L’attitudine di Corbyn è d’altra parte legata alla sua fedeltà al partito ancor prima che agli elettori che lo hanno scelto come leader del Labour. La volontà di preservare l’unità ed evitare spaccature, cedendo progressivamente terreno alla destra pro-business e sostenitrice dell’imperialismo britannico, non può perciò che condurre a una sconfitta politica del progetto Corbyn.
D’altra parte, al di là delle questioni di predisposizione personale, la stessa ambizione di tornare a fare del Labour un partito dei lavoratori o della classe media appare sempre più come una mera illusione, alla luce della sua trasformazione in uno strumento dei grandi interessi economici e finanziari del Regno.
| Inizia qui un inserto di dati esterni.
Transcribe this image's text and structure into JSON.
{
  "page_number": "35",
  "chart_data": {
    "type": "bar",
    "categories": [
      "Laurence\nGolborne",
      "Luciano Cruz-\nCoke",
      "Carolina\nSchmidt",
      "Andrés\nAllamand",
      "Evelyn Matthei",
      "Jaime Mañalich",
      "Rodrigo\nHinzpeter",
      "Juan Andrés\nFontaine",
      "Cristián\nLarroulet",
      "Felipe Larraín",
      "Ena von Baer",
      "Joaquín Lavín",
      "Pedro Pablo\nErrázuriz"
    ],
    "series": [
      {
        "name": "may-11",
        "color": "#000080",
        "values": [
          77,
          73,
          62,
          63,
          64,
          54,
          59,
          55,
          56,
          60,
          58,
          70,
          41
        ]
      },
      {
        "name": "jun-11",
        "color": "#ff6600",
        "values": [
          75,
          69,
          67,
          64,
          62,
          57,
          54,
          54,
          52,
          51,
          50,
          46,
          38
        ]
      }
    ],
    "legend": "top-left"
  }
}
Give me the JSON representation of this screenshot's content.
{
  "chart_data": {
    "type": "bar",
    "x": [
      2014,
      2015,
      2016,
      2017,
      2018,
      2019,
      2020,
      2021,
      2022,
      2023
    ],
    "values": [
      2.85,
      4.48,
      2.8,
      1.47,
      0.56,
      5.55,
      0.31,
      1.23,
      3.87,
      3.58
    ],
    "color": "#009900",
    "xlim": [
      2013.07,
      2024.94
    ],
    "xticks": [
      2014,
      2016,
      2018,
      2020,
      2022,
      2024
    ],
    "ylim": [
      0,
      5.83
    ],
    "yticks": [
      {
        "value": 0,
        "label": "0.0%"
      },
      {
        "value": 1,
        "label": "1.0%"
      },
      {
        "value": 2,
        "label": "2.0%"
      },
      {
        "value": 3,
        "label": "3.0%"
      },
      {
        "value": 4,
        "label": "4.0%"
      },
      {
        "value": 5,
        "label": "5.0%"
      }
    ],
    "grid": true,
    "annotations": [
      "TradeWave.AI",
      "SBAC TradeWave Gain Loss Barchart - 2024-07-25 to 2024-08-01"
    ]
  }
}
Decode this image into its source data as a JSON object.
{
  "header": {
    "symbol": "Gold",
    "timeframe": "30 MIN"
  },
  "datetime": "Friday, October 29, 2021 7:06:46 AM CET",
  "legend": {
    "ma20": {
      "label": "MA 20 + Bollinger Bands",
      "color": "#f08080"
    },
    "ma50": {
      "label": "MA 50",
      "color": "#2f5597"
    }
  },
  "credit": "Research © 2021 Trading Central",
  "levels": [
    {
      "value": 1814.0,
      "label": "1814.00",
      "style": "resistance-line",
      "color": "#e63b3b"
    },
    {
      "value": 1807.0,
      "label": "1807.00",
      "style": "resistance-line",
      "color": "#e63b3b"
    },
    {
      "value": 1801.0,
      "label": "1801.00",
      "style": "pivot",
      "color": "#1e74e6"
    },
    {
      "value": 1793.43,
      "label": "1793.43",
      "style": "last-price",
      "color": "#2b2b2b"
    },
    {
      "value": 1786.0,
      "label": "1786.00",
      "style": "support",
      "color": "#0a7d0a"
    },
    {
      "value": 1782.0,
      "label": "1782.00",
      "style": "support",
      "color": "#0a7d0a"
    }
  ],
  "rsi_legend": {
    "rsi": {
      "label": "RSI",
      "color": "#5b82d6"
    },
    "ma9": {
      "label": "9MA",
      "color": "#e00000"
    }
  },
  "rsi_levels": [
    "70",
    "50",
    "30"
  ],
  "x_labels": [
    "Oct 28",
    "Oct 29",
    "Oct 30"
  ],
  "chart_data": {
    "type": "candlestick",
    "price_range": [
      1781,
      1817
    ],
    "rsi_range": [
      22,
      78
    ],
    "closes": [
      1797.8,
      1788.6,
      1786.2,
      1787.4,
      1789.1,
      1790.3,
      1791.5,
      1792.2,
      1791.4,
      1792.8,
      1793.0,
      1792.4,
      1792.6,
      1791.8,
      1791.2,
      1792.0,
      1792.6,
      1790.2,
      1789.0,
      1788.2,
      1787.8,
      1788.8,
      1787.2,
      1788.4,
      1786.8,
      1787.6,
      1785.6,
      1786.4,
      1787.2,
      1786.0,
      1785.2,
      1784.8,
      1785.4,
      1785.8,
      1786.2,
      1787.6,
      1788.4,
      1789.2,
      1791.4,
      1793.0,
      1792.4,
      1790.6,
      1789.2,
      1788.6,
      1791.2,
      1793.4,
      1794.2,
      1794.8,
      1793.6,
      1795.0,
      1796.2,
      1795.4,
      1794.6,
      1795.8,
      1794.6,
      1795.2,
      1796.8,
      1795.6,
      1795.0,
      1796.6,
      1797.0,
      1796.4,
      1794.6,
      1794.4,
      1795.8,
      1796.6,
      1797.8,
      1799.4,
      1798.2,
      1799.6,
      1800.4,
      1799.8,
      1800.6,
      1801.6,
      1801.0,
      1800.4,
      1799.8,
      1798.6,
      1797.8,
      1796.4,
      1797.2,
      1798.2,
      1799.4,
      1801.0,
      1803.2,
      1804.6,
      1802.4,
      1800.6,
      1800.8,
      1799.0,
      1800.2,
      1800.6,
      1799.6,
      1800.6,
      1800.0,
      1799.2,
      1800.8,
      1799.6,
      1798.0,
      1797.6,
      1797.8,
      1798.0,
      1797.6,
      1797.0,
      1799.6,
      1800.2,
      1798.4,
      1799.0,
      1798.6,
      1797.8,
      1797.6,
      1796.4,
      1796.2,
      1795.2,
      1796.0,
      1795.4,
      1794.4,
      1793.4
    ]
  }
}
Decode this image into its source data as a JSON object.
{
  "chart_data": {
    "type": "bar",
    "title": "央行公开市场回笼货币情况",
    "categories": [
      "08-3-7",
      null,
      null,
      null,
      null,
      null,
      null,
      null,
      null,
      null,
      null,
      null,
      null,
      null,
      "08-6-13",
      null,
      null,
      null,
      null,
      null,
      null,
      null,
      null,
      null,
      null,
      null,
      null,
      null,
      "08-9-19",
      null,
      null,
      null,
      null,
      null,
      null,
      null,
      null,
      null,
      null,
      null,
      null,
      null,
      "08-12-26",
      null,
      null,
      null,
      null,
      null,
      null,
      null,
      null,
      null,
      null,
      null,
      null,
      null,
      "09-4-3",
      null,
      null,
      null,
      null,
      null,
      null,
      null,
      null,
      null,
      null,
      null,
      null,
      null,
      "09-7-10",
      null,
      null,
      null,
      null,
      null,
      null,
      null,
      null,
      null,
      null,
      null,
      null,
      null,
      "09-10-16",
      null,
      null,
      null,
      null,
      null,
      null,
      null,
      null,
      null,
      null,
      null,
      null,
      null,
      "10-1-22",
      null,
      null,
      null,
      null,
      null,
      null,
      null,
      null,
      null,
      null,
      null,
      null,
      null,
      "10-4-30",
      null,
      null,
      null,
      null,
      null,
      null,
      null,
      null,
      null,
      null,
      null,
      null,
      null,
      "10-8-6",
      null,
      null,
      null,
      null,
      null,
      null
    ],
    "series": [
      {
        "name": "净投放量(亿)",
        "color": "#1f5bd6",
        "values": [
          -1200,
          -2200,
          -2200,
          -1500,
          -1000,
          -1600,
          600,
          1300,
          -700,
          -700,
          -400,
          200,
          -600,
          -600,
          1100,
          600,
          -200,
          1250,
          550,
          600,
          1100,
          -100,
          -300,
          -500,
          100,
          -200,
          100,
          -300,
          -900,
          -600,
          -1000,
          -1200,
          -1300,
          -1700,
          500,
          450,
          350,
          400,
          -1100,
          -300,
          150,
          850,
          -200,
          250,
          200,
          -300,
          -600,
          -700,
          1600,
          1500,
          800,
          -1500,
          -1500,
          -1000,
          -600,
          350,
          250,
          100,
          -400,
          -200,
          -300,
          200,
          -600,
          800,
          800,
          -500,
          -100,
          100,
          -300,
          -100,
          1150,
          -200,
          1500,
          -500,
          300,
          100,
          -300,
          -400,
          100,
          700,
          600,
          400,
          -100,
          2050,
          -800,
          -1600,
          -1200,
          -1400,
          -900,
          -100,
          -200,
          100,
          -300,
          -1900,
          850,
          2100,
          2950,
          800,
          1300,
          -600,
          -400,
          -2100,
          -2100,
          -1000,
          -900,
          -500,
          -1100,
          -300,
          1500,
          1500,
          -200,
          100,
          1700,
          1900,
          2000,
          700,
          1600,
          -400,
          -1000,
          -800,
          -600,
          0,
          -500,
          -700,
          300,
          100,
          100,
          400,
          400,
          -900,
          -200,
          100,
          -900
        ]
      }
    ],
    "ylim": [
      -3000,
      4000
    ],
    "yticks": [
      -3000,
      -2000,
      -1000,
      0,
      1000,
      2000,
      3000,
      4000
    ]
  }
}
I costanti attacchi portati da più parti contro la leadership di Jeremy Corbyn in questi mesi denunciano tuttavia un certo timore nella classe dirigente britannica, al di là dei toni spesso sarcastici e dell’insistenza sull’irresolutezza del numero uno laburista.
L’ansia che si nasconde dietro le critiche impietose e l’ostentazione del dominio assoluto dei Conservatori di fronte a un Labour ipoteticamente spostato a sinistra e, perciò, presumibilmente tagliato fuori da ogni ambizione di governo, ha a che fare non tanto con le effettive doti politiche di Jeremy Corbyn quanto con i segnali di mobilitazione popolare che hanno portato alla sua elezione.
L’irruzione, dopo molti anni, di proposte progressiste sulla scena principale della politica britannica, ancorchè per il momento limitate agli angusti confini di partiti interamente “mainstream” come quello Laburista, potrebbe indicare cioè una possibile coagulazione della crescente ostilità popolare nei confronti del pensiero unico che anima i sistemi politici occidentali attorno a un movimento indipendente e portatore di un cambiamento finalmente autentico, quanto meno in prospettiva futura.